Risks and Assumptions
Removing non-build items
- Risk: By mistake remove support for workflow or process needed by some groups
- Mitigation plan: Communicate with all groups, gather requirements
- Contingency plan: Immediately re-implement support for workflow
Problems on rare platforms
- Risk: In some rare circumstances, the new build system will not work
- Mitigation plan: Test many scenarios (different hardware and software, for different groups) before deploying; make sure we can use both new and old system in parallel if needed
- Contingency plan: Keep old system so both systems can be used in parallel
Resulting product is incorrect
- Risk: Build changes causes incorrect bits to be build
- Mitigation plan: Test resulting build properly
- Contingency plan: Keep old system and use it instead until problem is solved
Dependences
As noted, this JEP depends upon JEP 139: Enhance javac to Improve Build Speed.
This JEP will make heavy changes to code which is also modified by the BSD/MacOS X port.

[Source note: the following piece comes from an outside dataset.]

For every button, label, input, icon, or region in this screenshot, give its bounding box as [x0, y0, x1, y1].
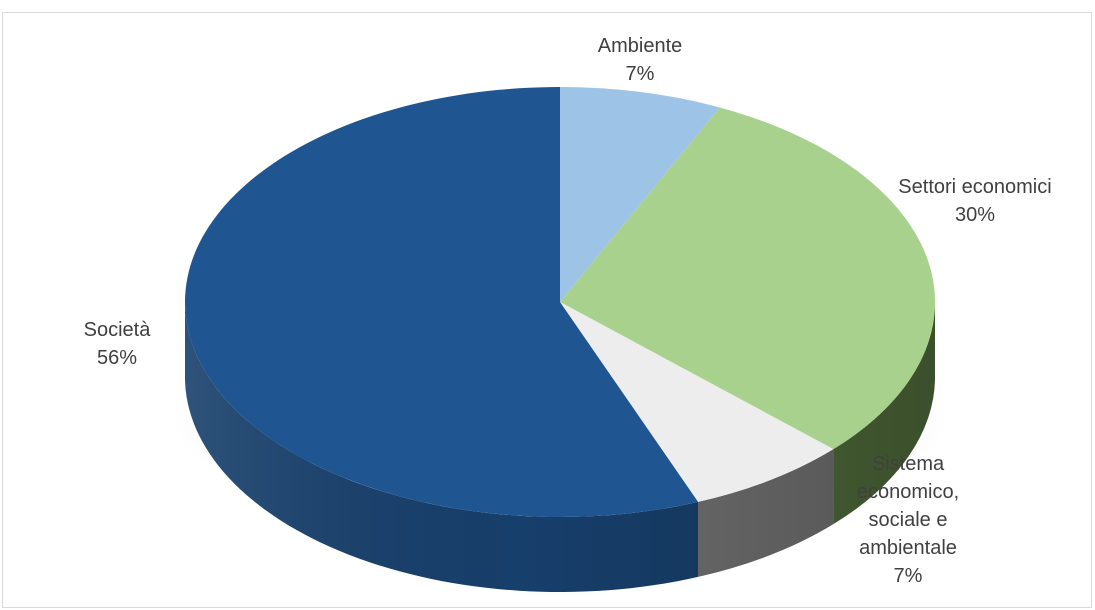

The build changes are likely arrive in JDK 8 before that project, so we will have to take care of the changes they introduced. However, most changes will be related to Hotspot, which we are not considering in this project.
Future JEPs will build upon this JEP to improve the HotSpot and Javadoc build processes.
Impact
The impact of this change on the actual resulting product is minimal.
-
Compatibility: The way the product is built will be different. Existing personal or group build scripts will not work without modification.
-
Portability: We must make sure that the new build system works properly on all supported platforms. If possible, it should be written so as to minimize porting efforts when porting to new systems.
-
Documentation: Existing documentation (like the build README) needs to be updated.